As you hopefully know, Forward Networks has been modeling traffic flows and security. That capability now includes coverage of selected Cloud Providers.
“A tool like Forward Networks’ is handy for this very reason. It can discover what exists, how it’s configured, what’s its current state, and tell us all about the environments in ways that is understandable to operators.”
See the above GestaltIT blog link for links to content/presentations providing further info about this.
Yes, if you hadn’t noticed, I participate in some Tech Field Day events, and follow posts from Tech Field Day and the parent company, GestaltIT. The following are some of the links that look interesting, but I haven’t yet had time to follow up on in more depth, my “explore deeper when time permits” link list. This list could have been much larger, but I had to stop or this blog would never be finished!
Most of the following have multi-cloud capabilities but fall into the Network Automation category.
Itential has a Hybrid Cloud network automation platform.
Itential recently obtained patents for its “Network Integration, Automation, & Orchestration Technology.” It is an API-first network automation and orchestration solution.

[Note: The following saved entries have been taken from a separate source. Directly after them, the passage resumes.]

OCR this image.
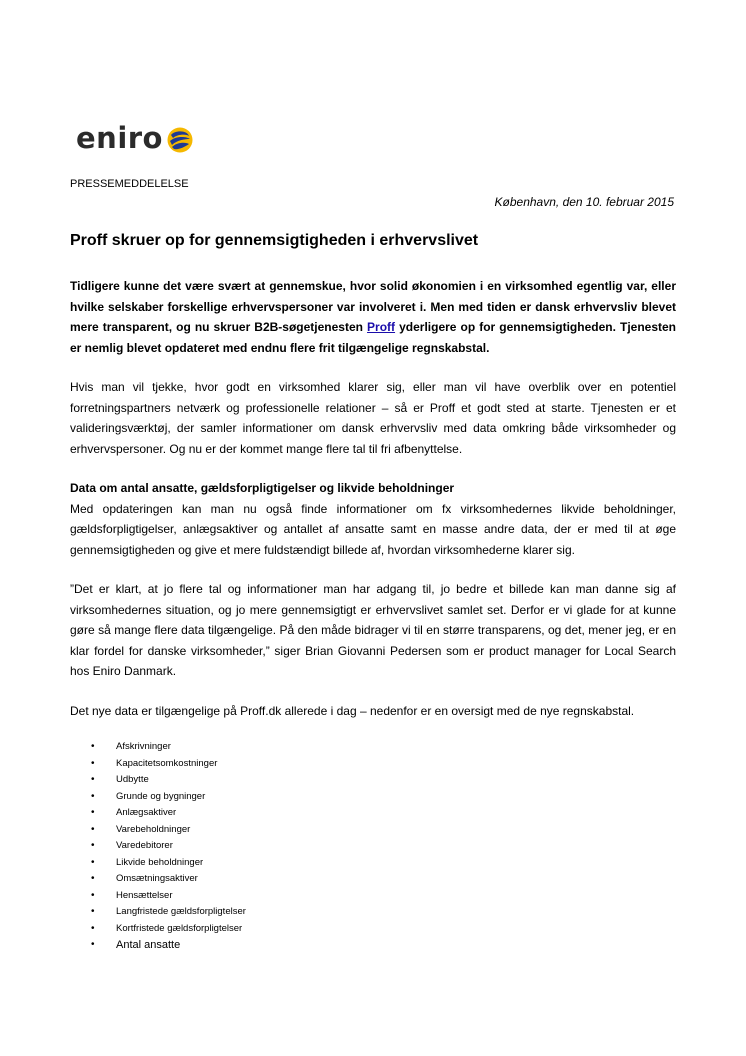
eniro
PRESSEMEDDELELSE
København, den 10. februar 2015
Proff skruer op for gennemsigtigheden i erhvervslivet

Tidligere kunne det være svært at gennemskue, hvor solid økonomien i en virksomhed egentlig var, eller hvilke selskaber forskellige erhvervspersoner var involveret i. Men med tiden er dansk erhvervsliv blevet mere transparent, og nu skruer B2B-søgetjenesten Proff yderligere op for gennemsigtigheden. Tjenesten er nemlig blevet opdateret med endnu flere frit tilgængelige regnskabstal.

Hvis man vil tjekke, hvor godt en virksomhed klarer sig, eller man vil have overblik over en potentiel forretningspartners netværk og professionelle relationer – så er Proff et godt sted at starte. Tjenesten er et valideringsværktøj, der samler informationer om dansk erhvervsliv med data omkring både virksomheder og erhvervspersoner. Og nu er der kommet mange flere tal til fri afbenyttelse.

Data om antal ansatte, gældsforpligtigelser og likvide beholdninger
Med opdateringen kan man nu også finde informationer om fx virksomhedernes likvide beholdninger, gældsforpligtigelser, anlægsaktiver og antallet af ansatte samt en masse andre data, der er med til at øge gennemsigtigheden og give et mere fuldstændigt billede af, hvordan virksomhederne klarer sig.

”Det er klart, at jo flere tal og informationer man har adgang til, jo bedre et billede kan man danne sig af virksomhedernes situation, og jo mere gennemsigtigt er erhvervslivet samlet set. Derfor er vi glade for at kunne gøre så mange flere data tilgængelige. På den måde bidrager vi til en større transparens, og det, mener jeg, er en klar fordel for danske virksomheder,” siger Brian Giovanni Pedersen som er product manager for Local Search hos Eniro Danmark.

Det nye data er tilgængelige på Proff.dk allerede i dag – nedenfor er en oversigt med de nye regnskabstal.

• Afskrivninger
• Kapacitetsomkostninger
• Udbytte
• Grunde og bygninger
• Anlægsaktiver
• Varebeholdninger
• Varedebitorer
• Likvide beholdninger
• Omsætningsaktiver
• Hensættelser
• Langfristede gældsforpligtelser
• Kortfristede gældsforpligtelser
• Antal ansatte
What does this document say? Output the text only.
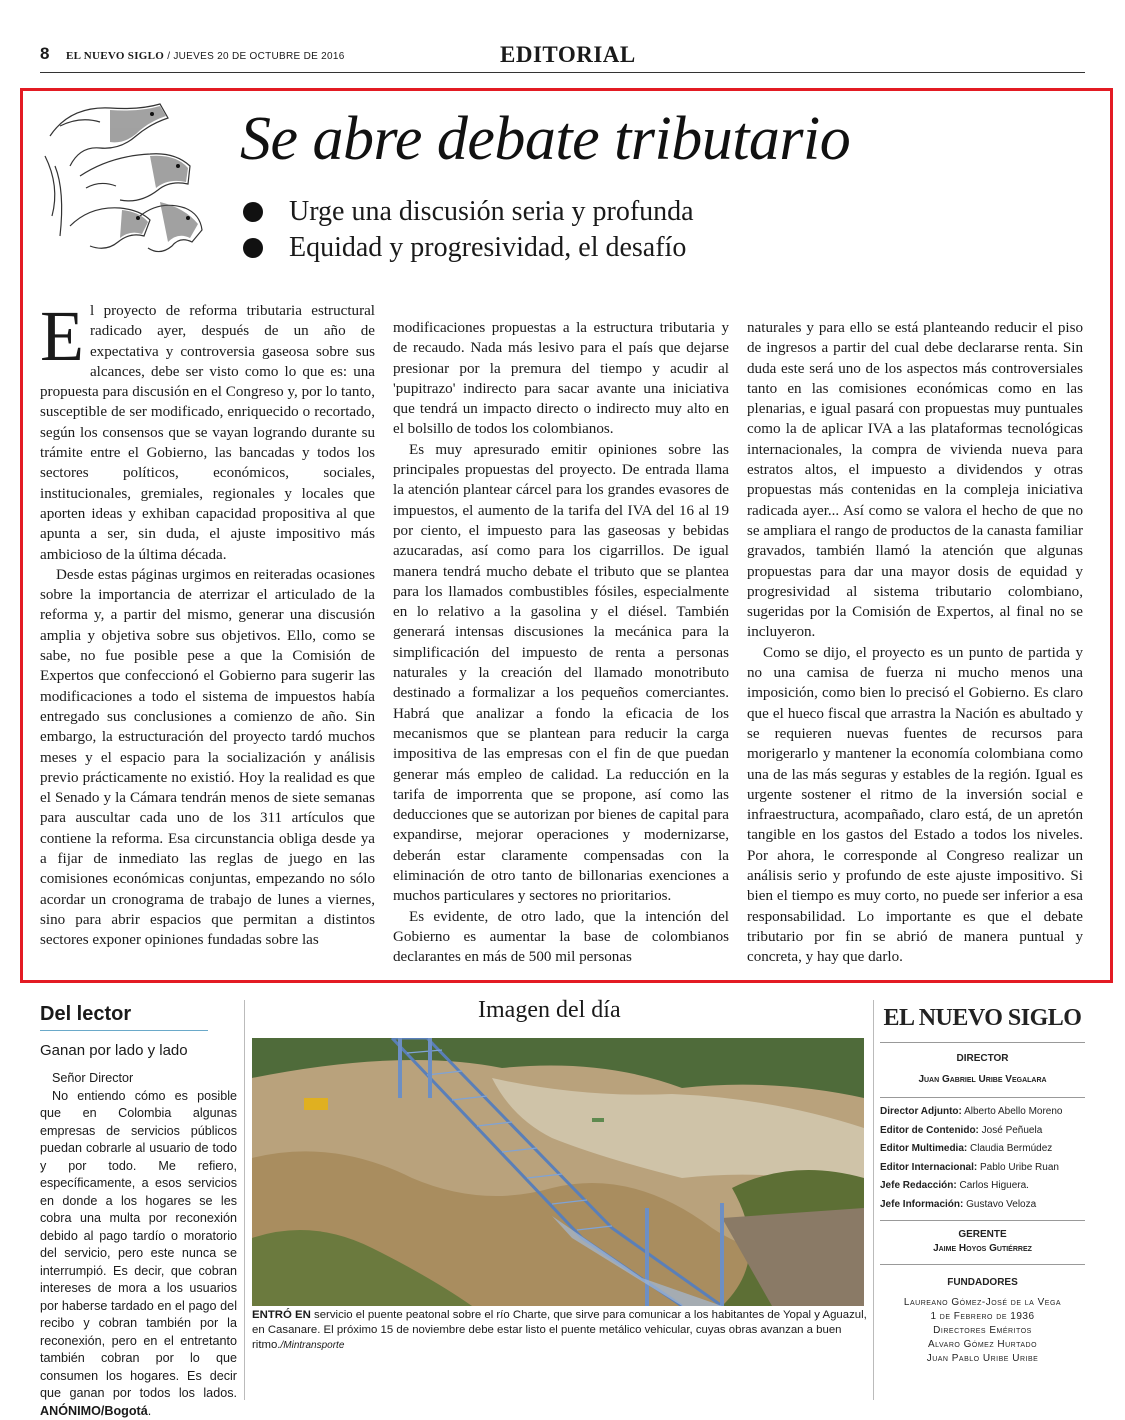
8 EL NUEVO SIGLO / JUEVES 20 DE OCTUBRE DE 2016	EDITORIAL
Se abre debate tributario
Urge una discusión seria y profunda
Equidad y progresividad, el desafío

El proyecto de reforma tributaria estructural radicado ayer, después de un año de expectativa y controversia gaseosa sobre sus alcances, debe ser visto como lo que es: una propuesta para discusión en el Congreso y, por lo tanto, susceptible de ser modificado, enriquecido o recortado, según los consensos que se vayan logrando durante su trámite entre el Gobierno, las bancadas y todos los sectores políticos, económicos, sociales, institucionales, gremiales, regionales y locales que aporten ideas y exhiban capacidad propositiva al que apunta a ser, sin duda, el ajuste impositivo más ambicioso de la última década.

Desde estas páginas urgimos en reiteradas ocasiones sobre la importancia de aterrizar el articulado de la reforma y, a partir del mismo, generar una discusión amplia y objetiva sobre sus objetivos. Ello, como se sabe, no fue posible pese a que la Comisión de Expertos que confeccionó el Gobierno para sugerir las modificaciones a todo el sistema de impuestos había entregado sus conclusiones a comienzo de año. Sin embargo, la estructuración del proyecto tardó muchos meses y el espacio para la socialización y análisis previo prácticamente no existió. Hoy la realidad es que el Senado y la Cámara tendrán menos de siete semanas para auscultar cada uno de los 311 artículos que contiene la reforma. Esa circunstancia obliga desde ya a fijar de inmediato las reglas de juego en las comisiones económicas conjuntas, empezando no sólo acordar un cronograma de trabajo de lunes a viernes, sino para abrir espacios que permitan a distintos sectores exponer opiniones fundadas sobre las

modificaciones propuestas a la estructura tributaria y de recaudo. Nada más lesivo para el país que dejarse presionar por la premura del tiempo y acudir al 'pupitrazo' indirecto para sacar avante una iniciativa que tendrá un impacto directo o indirecto muy alto en el bolsillo de todos los colombianos.

Es muy apresurado emitir opiniones sobre las principales propuestas del proyecto. De entrada llama la atención plantear cárcel para los grandes evasores de impuestos, el aumento de la tarifa del IVA del 16 al 19 por ciento, el impuesto para las gaseosas y bebidas azucaradas, así como para los cigarrillos. De igual manera tendrá mucho debate el tributo que se plantea para los llamados combustibles fósiles, especialmente en lo relativo a la gasolina y el diésel. También generará intensas discusiones la mecánica para la simplificación del impuesto de renta a personas naturales y la creación del llamado monotributo destinado a formalizar a los pequeños comerciantes. Habrá que analizar a fondo la eficacia de los mecanismos que se plantean para reducir la carga impositiva de las empresas con el fin de que puedan generar más empleo de calidad. La reducción en la tarifa de imporrenta que se propone, así como las deducciones que se autorizan por bienes de capital para expandirse, mejorar operaciones y modernizarse, deberán estar claramente compensadas con la eliminación de otro tanto de billonarias exenciones a muchos particulares y sectores no prioritarios.

Es evidente, de otro lado, que la intención del Gobierno es aumentar la base de colombianos declarantes en más de 500 mil personas

naturales y para ello se está planteando reducir el piso de ingresos a partir del cual debe declararse renta. Sin duda este será uno de los aspectos más controversiales tanto en las comisiones económicas como en las plenarias, e igual pasará con propuestas muy puntuales como la de aplicar IVA a las plataformas tecnológicas internacionales, la compra de vivienda nueva para estratos altos, el impuesto a dividendos y otras propuestas más contenidas en la compleja iniciativa radicada ayer... Así como se valora el hecho de que no se ampliara el rango de productos de la canasta familiar gravados, también llamó la atención que algunas propuestas para dar una mayor dosis de equidad y progresividad al sistema tributario colombiano, sugeridas por la Comisión de Expertos, al final no se incluyeron.

Como se dijo, el proyecto es un punto de partida y no una camisa de fuerza ni mucho menos una imposición, como bien lo precisó el Gobierno. Es claro que el hueco fiscal que arrastra la Nación es abultado y se requieren nuevas fuentes de recursos para morigerarlo y mantener la economía colombiana como una de las más seguras y estables de la región. Igual es urgente sostener el ritmo de la inversión social e infraestructura, acompañado, claro está, de un apretón tangible en los gastos del Estado a todos los niveles. Por ahora, le corresponde al Congreso realizar un análisis serio y profundo de este ajuste impositivo. Si bien el tiempo es muy corto, no puede ser inferior a esa responsabilidad. Lo importante es que el debate tributario por fin se abrió de manera puntual y concreta, y hay que darlo.

Del lector
Ganan por lado y lado

Señor Director

No entiendo cómo es posible que en Colombia algunas empresas de servicios públicos puedan cobrarle al usuario de todo y por todo. Me refiero, específicamente, a esos servicios en donde a los hogares se les cobra una multa por reconexión debido al pago tardío o moratorio del servicio, pero este nunca se interrumpió. Es decir, que cobran intereses de mora a los usuarios por haberse tardado en el pago del recibo y cobran también por la reconexión, pero en el entretanto también cobran por lo que consumen los hogares. Es decir que ganan por todos los lados. ANÓNIMO/Bogotá.

Imagen del día
ENTRÓ EN servicio el puente peatonal sobre el río Charte, que sirve para comunicar a los habitantes de Yopal y Aguazul, en Casanare. El próximo 15 de noviembre debe estar listo el puente metálico vehicular, cuyas obras avanzan a buen ritmo./Mintransporte
EL NUEVO SIGLO
DIRECTOR
Juan Gabriel Uribe Vegalara
Director Adjunto: Alberto Abello Moreno
Editor de Contenido: José Peñuela
Editor Multimedia: Claudia Bermúdez
Editor Internacional: Pablo Uribe Ruan
Jefe Redacción: Carlos Higuera.
Jefe Información: Gustavo Veloza
GERENTE
Jaime Hoyos Gutiérrez
FUNDADORES
Laureano Gómez-José de la Vega
1 de Febrero de 1936
Directores Eméritos
Alvaro Gómez Hurtado
Juan Pablo Uribe Uribe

Anuta Networks’ product ATOM provides “intent based automation” including AIOps. See also this Gestalt IT blog. For what it’s worth, ATOM stands for Automation, Telemetry, Orchestration, and Monitoring. Their graphics indicate support for major CSPs – a quick look at their website didn’t find much about cloud automation.
BackBox is another company in the network and security device automation space. They’ve done a couple of Tech Field Day presentations. See also the TFD page for BackBox. Some first impressions: their product appears to be based on vendor-aware CLI scripting with variable substitution, although I also see some mention of using their API, apparently as a front end to actions with vendor-specific APIs, e.g., for device upgrades. In exploring their website, I do not see mention of cloud automation.
Cisco is touting multi-cloud visibility for security with a product, Cisco MultiCloud Defense. Its pitch is avoiding siloed products and a unified approach to securing hybrid multi-cloud networks. Gestalt IT blogged about it, including links to presentations.
On the NaaS side of MultiCloud, I’ve been thinking that Cloud Provider (CSP) support for interconnecting to others might be a long time coming. Apparently, Google Cloud does do it: link.
Red Hat: I also ran across the following and thought it worth a mention. It which is more in the application security space: enforcing security for Kubernetes based services / multicloud applications: Red Hat Service Interconnect (RHSI), newly released. Here’s a blog about it. Thanks to Joel King for noting that Red Hat promotes RHEL and OpenShift as Open Hybrid Cloud enablers (i.e. Multi-Cloud). Here’s a public link to some relevant Red Hat content.
There’s a lot going on in the technology world. The number and variety of Security tools is exploding, which I may attempt to lightly cover in separate blogs. Multi-cloud is hot, as is network automation. Extending network automation to include multi-cloud clearly has the potential to be helpful to those deploying and operating multi-cloud networks.